Pulling personnel from red strongholds to post up in blue cities doesn’t solidify power. It cracks the base. Because even inside so-called strongholds, loyalty isn’t uniform—it’s curated, resentful, and ready to snap.
Rigging elections gives you fake consensus, not actual support. And when people are treated like background noise in your authoritarian fanfic, eventually someone throws the book.
So—What Do We Do With All This?
This is where the cultic lens becomes actually useful. Not as a tool for judgment, but for resistance. The absurdity of it all? It’s not a reason to disengage—it’s a clue.
When systems treat people like props, we build communities that treat each other like actual humans.
When order becomes a weapon, we use chaos for healing.
When control becomes the default, we use irreverence to open a crack in the wall.

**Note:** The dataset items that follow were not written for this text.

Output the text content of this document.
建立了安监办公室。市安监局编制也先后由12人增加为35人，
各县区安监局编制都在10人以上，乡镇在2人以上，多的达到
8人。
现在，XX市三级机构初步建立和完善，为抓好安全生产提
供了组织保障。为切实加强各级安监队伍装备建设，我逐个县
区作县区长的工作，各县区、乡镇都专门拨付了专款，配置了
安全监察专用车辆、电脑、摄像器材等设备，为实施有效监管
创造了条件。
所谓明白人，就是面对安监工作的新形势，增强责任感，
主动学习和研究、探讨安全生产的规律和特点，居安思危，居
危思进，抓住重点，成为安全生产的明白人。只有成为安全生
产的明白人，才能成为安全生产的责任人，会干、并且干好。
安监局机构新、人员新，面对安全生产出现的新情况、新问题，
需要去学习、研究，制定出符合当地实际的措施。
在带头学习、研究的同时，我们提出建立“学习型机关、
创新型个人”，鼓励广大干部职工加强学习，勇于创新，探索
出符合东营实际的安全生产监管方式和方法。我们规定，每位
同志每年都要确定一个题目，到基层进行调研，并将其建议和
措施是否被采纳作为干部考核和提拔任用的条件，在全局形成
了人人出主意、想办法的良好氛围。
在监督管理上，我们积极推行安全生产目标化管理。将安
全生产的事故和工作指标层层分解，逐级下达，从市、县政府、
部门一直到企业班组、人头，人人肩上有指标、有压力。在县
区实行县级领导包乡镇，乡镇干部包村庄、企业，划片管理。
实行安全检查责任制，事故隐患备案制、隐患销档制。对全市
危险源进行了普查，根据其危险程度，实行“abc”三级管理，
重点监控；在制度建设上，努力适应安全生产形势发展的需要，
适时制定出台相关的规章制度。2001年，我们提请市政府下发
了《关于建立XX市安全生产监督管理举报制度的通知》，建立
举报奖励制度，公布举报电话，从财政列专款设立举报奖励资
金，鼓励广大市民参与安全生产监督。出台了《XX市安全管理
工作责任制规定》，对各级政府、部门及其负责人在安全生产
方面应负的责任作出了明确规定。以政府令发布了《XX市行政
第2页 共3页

The point isn’t just to critique the machinery—it’s to remember that we have tools, too.
✨ Humor.
✨ Community.
✨ Creative disobedience.
✨ Strategic kindness with a glitter bat.
This isn’t about giving up. It’s about laughing on purpose while the empire throws a tantrum, and then handing someone a cold drink and a plan.
Because if you can’t be kind, or nice, or funny, or silent… you might as well start a cult, make some pizza, and reimagine the world with people who refuse to be used as set pieces.